Foreign Minister Bishop has been in Europe pressing for the dispatch of police and troops to the crash site. She met with Dutch officials in the Netherlands then flew with her Dutch counterpart Frans Timmermans to Kiev where the two signed a memorandum of understanding yesterday with Ukrainian President Petro Poroshenko on the investigation of MH17. The Dutch government has announced a commitment of 40 military police to the security force, with Britain, Germany and Malaysia also discussing involvement.

Bishop has also reached an agreement with Ukraine Foreign Minister Pavlo Klimkin to legitimise an Australian police and military presence, but it still requires formal approval by President Poroshenko and the Ukrainian parliament—under conditions in which the government has collapsed. Bishop and Timmermans are nevertheless pressing ahead with their plans, visiting the eastern Ukrainian city of Kharkiv yesterday. Also yesterday, Abbott spoke to Russian President Vladimir Putin to insist that the pro-Russian separatists allow the international forces access to the crash site.

The Australian and Dutch-led operation is not about conducting an “independent investigation” or “bringing our people home.” The bodies of most of the dead have already been repatriated to the Netherlands for identification. Both countries have been in the forefront of the US-led campaign of lies and distortions blaming Russia and pro-Russian separatists for the MH17 crash and certainly have a vested interest in excluding evidence that might point to other causes, including the involvement of the Ukrainian military.

The push for an international security force at the crash site takes place as the right-wing Ukrainian regime installed in a US-backed, fascist-led coup in February steps up its military operations in eastern Ukraine. The Netherlands has been actively campaigning for the European Union to impose tougher sanctions on Russia over its support for pro-Russian separatists.

In this context, the US, which yesterday accused Russia of supplying heavy weapons and being directly involved in the fighting in eastern Ukraine, has been particularly appreciative of the role of the Australian government. Already fully committed to Obama’s aggressive US military build-up in Asia against China, the Abbott government, with the complete backing of the entire Australian establishment, is functioning as point man for the US in its provocative moves against Russia in Ukraine. Yesterday, Obama rang Abbott to thank him personally for his leadership on the issue. In reality, Canberra’s aggressive campaign has taken place in the closest collaboration with Washington.
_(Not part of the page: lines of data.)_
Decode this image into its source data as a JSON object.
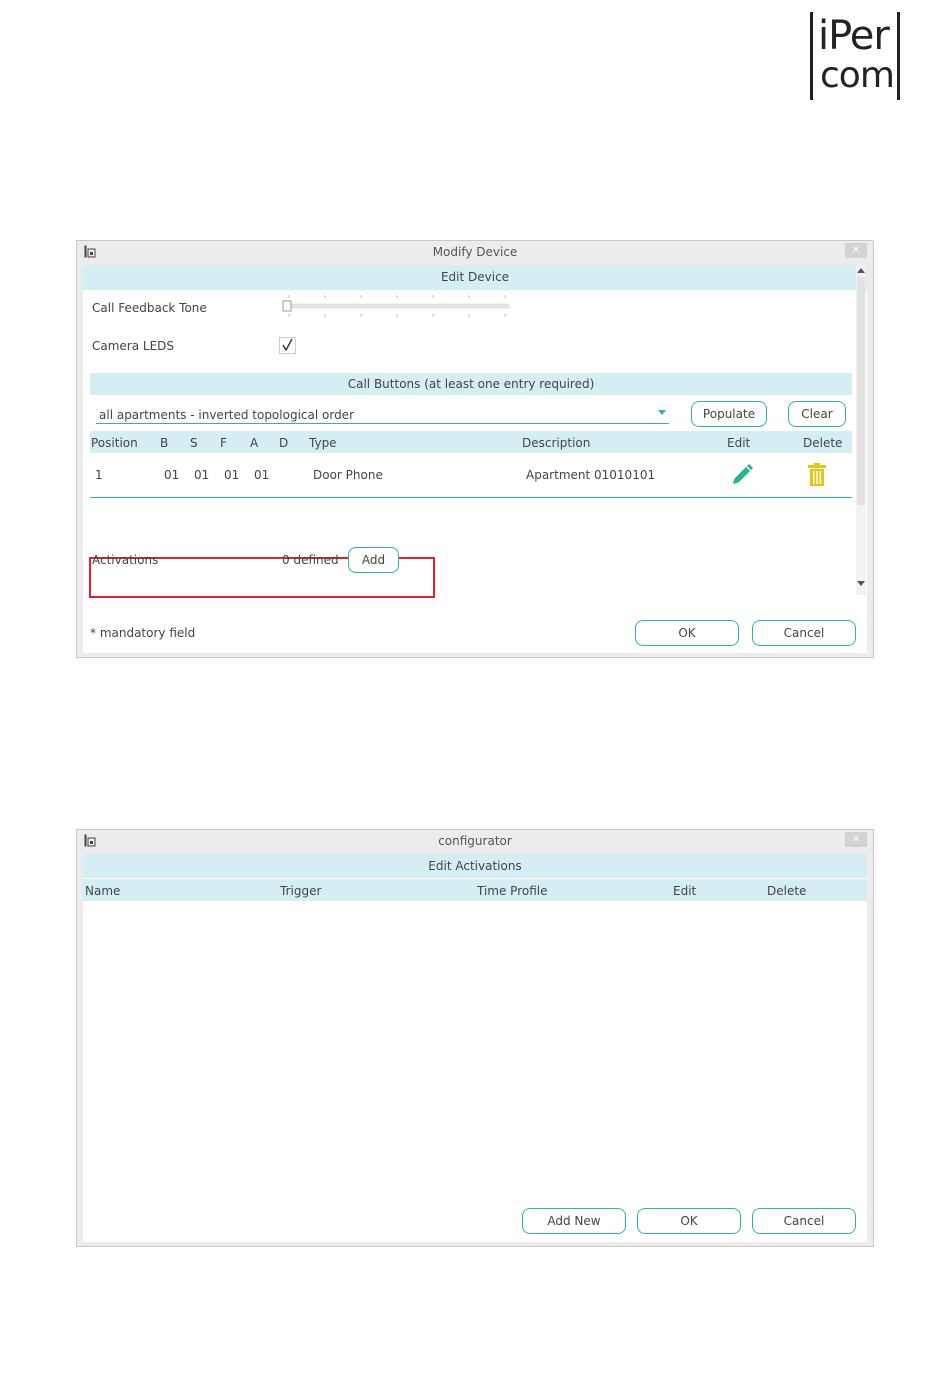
{
  "logo": {
    "line1": "iPer",
    "line2": "com"
  },
  "modify_device": {
    "window_title": "Modify Device",
    "section_title": "Edit Device",
    "call_feedback_tone_label": "Call Feedback Tone",
    "call_feedback_tone_value": 0,
    "camera_leds_label": "Camera LEDS",
    "camera_leds_checked": true,
    "call_buttons_title": "Call Buttons (at least one entry required)",
    "order_select": "all apartments - inverted topological order",
    "populate_button": "Populate",
    "clear_button": "Clear",
    "table_headers": {
      "position": "Position",
      "b": "B",
      "s": "S",
      "f": "F",
      "a": "A",
      "d": "D",
      "type": "Type",
      "description": "Description",
      "edit": "Edit",
      "delete": "Delete"
    },
    "rows": [
      {
        "position": "1",
        "b": "01",
        "s": "01",
        "f": "01",
        "a": "01",
        "d": "",
        "type": "Door Phone",
        "description": "Apartment 01010101"
      }
    ],
    "activations_label": "Activations",
    "activations_count": "0 defined",
    "add_button": "Add",
    "mandatory_note": "* mandatory field",
    "ok_button": "OK",
    "cancel_button": "Cancel"
  },
  "configurator": {
    "window_title": "configurator",
    "section_title": "Edit Activations",
    "table_headers": {
      "name": "Name",
      "trigger": "Trigger",
      "time_profile": "Time Profile",
      "edit": "Edit",
      "delete": "Delete"
    },
    "add_new_button": "Add New",
    "ok_button": "OK",
    "cancel_button": "Cancel"
  },
  "colors": {
    "accent": "#2cb5b0",
    "band": "#d5eef4",
    "edit_icon": "#22b58f",
    "delete_icon": "#e8c416",
    "highlight": "#e0232a"
  },
  "icons": {
    "edit": "pencil-icon",
    "delete": "trash-icon",
    "dropdown": "chevron-down-icon",
    "close": "close-icon"
  }
}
The most sinister aspect of the international security force being prepared for Ukraine is that it provides a stalking horse for a US-led military intervention. The contingent will undoubtedly contain intelligence and other operatives who can be relied on to instigate a provocation to provide the pretext for a much larger armed force.

In comments reported in the Sydney Morning Herald yesterday, Peter Jennings, executive director of the government-funded Australian Strategic Policy Institute, hinted at just such a scenario when he argued that any AFP contingent had to have military back-up. Whatever the make-up, he said, Australia would “have to be prepared to take casualties.” Of course, any casualties would immediately be exploited to mount a ferocious propaganda campaign demanding military action.

The US and its allies have already transformed Ukraine into a dangerous flashpoint for war with Russia. The dispatch of police and troops to the MH17 crash site provides one more potential trigger for just such a conflict.